Sack thinks her shop will hit the spot in Noe Valley, because of the "large number of people, like me, who love to cook and who love great food. We've got a great meat market--Drewes--and great restaurants like Incanto and La Ciccia. Church Street is becoming known as a sort of gourmet food corridor," she adds.

Though Omnivore is for everything-eaters, it likely will hold the most appeal for those with discriminating tastes. The store recently sold a 1948 copy of Hugh Corley's Organic Farming ($75), a book that Michael Pollan gives special billing in The Omnivore's Dilemma (available at the store as well). You can also pick up an out-of-print How America Eats, Clementine Paddleford's 1960 survey of regional American culinary traditions from the mid-20th century.

Other titles are more whimsical. Fancy Ices, an 1894 cookbook authored by Mrs. A. B. Marshall, with a sticker price of $600, chronicles the London cooking school founder's rich knowledge of ice creams, bombes, and frozen delicacies quite admired in Victorian times.

The new books are what Sack considers "books I can really stand behind, that are well-written, easy to use." Straightforward cooking techniques come courtesy of titles like The Art of Simple Food by Alice Waters and Mark Bittman's culinary tome How to Cook Everything.

But don't think Omnivore is just for diehard foodies. The shop stocks many "old reliables," like the Fanny Farmer Cookbook and Irma Rombauer's Joy of Cooking, now out in a 75th anniversary edition, $35.

The store also carries books on cooking for, and with, children. Sack suggests Pretend Soup by Mollie Katzen, author of the Moosewood cookbook series. "It's an adorable book, well-illustrated for kids--a great way for kids to learn how to cook."

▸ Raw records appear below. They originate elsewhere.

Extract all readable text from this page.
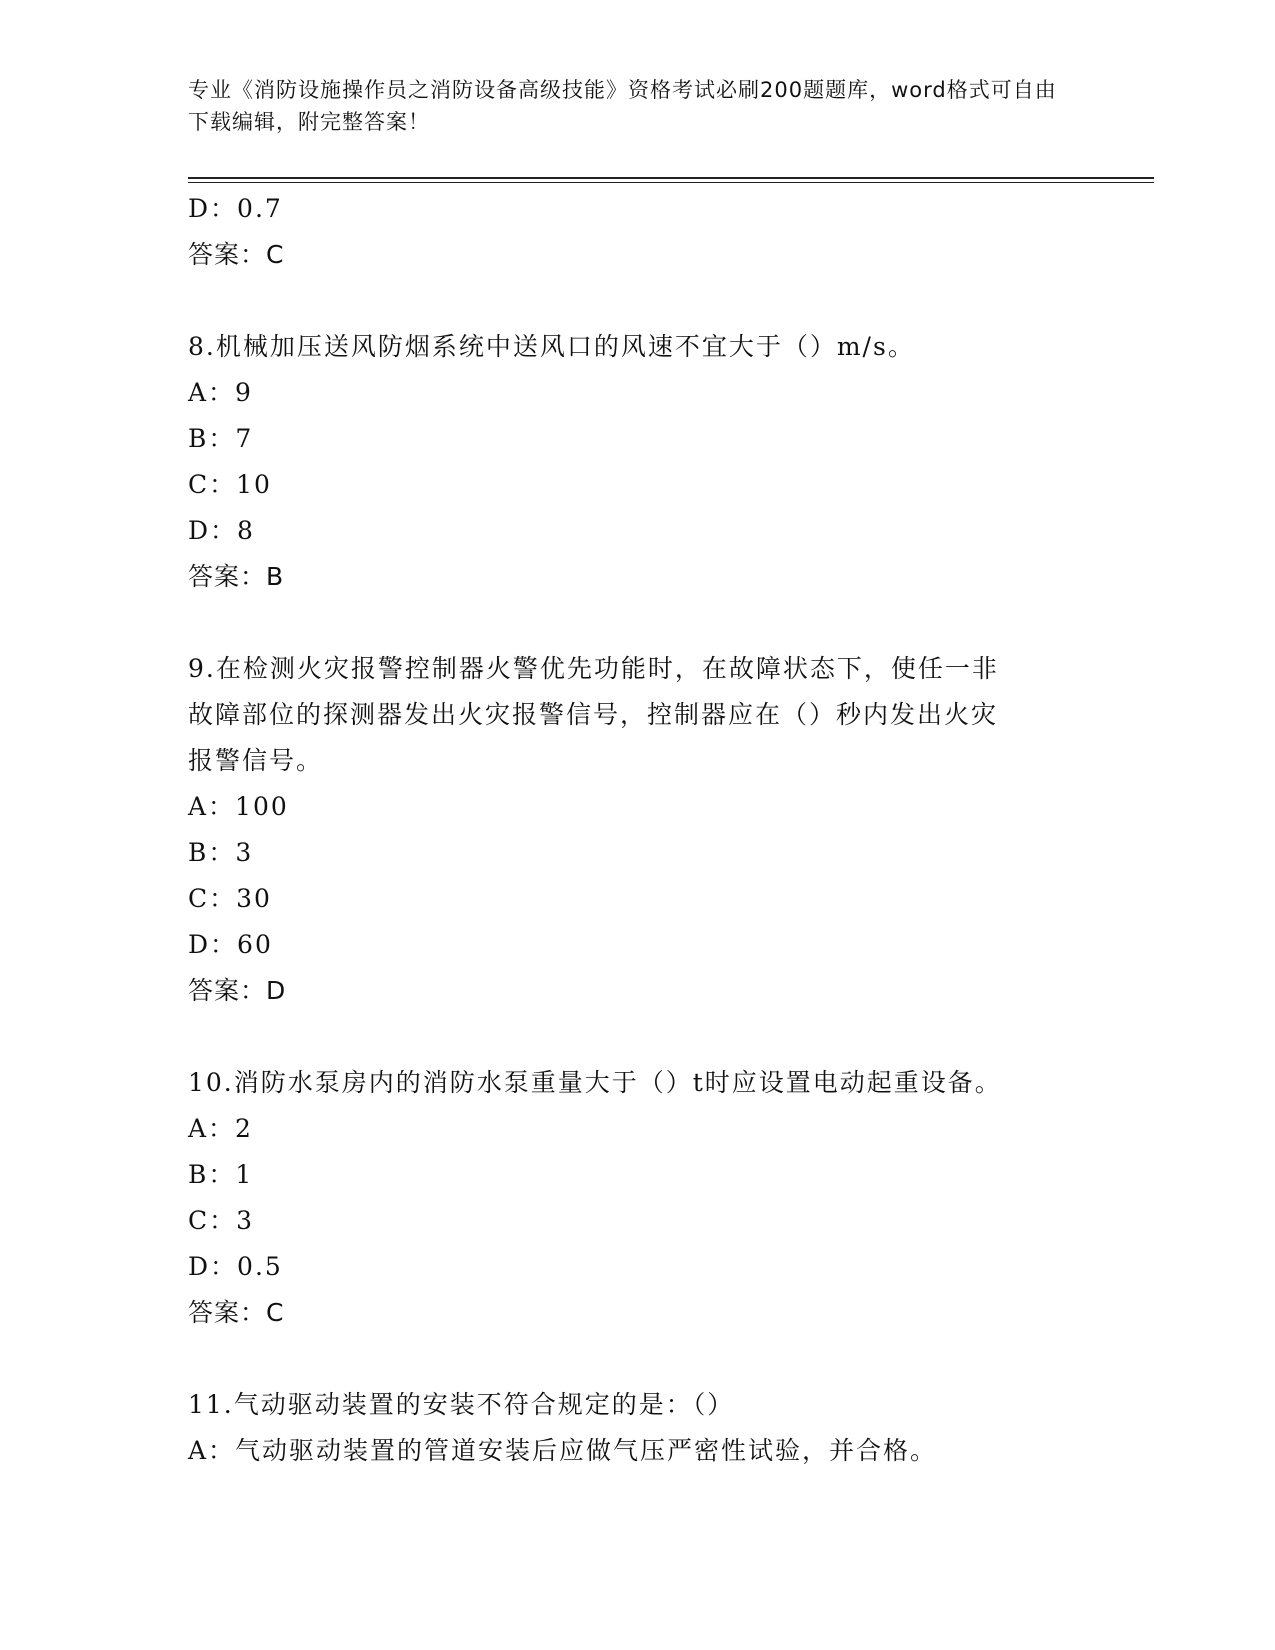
专业《消防设施操作员之消防设备高级技能》资格考试必刷200题题库，word格式可自由下载编辑，附完整答案！
D：0.7
答案：C
8.机械加压送风防烟系统中送风口的风速不宜大于（）m/s。
A：9
B：7
C：10
D：8
答案：B
9.在检测火灾报警控制器火警优先功能时，在故障状态下，使任一非
故障部位的探测器发出火灾报警信号，控制器应在（）秒内发出火灾
报警信号。
A：100
B：3
C：30
D：60
答案：D
10.消防水泵房内的消防水泵重量大于（）t时应设置电动起重设备。
A：2
B：1
C：3
D：0.5
答案：C
11.气动驱动装置的安装不符合规定的是：（）
A：气动驱动装置的管道安装后应做气压严密性试验，并合格。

Books, which are neatly arranged by subject, run anywhere from $10 to $700. However, most new ones are in the $20 to $40 range.

If you're not sure what kind of cookbook you're looking for, just ask. "I love giving advice," says Sack, who enjoys testing recipes in her home kitchen on Douglass Street.

To perk up the neighborhood's palate, Sack has arranged for a series of author and chef visits to the store. This month, her lineup includes, among others, Eric Ripert, chef of New York's three-star restaurant Le Bernardin (Dec. 11, 5 p.m.); American Cheeses author Clark Wolf, accompanied by Soyoung Scanlan of Andante Dairy (Dec. 13, 2 p.m.); and Andrea Nguyen, author of Into the Vietnamese Kitchen (Dec. 17, 5 p.m.). For descriptions of all six events, see the Voice calendar or go to www.omnivorebooks.com.

Omnivore Books on Food is open Tuesday through Saturday from 11 a.m. to 6 p.m., and on Sundays, noon to 5 p.m., throughout the holiday season.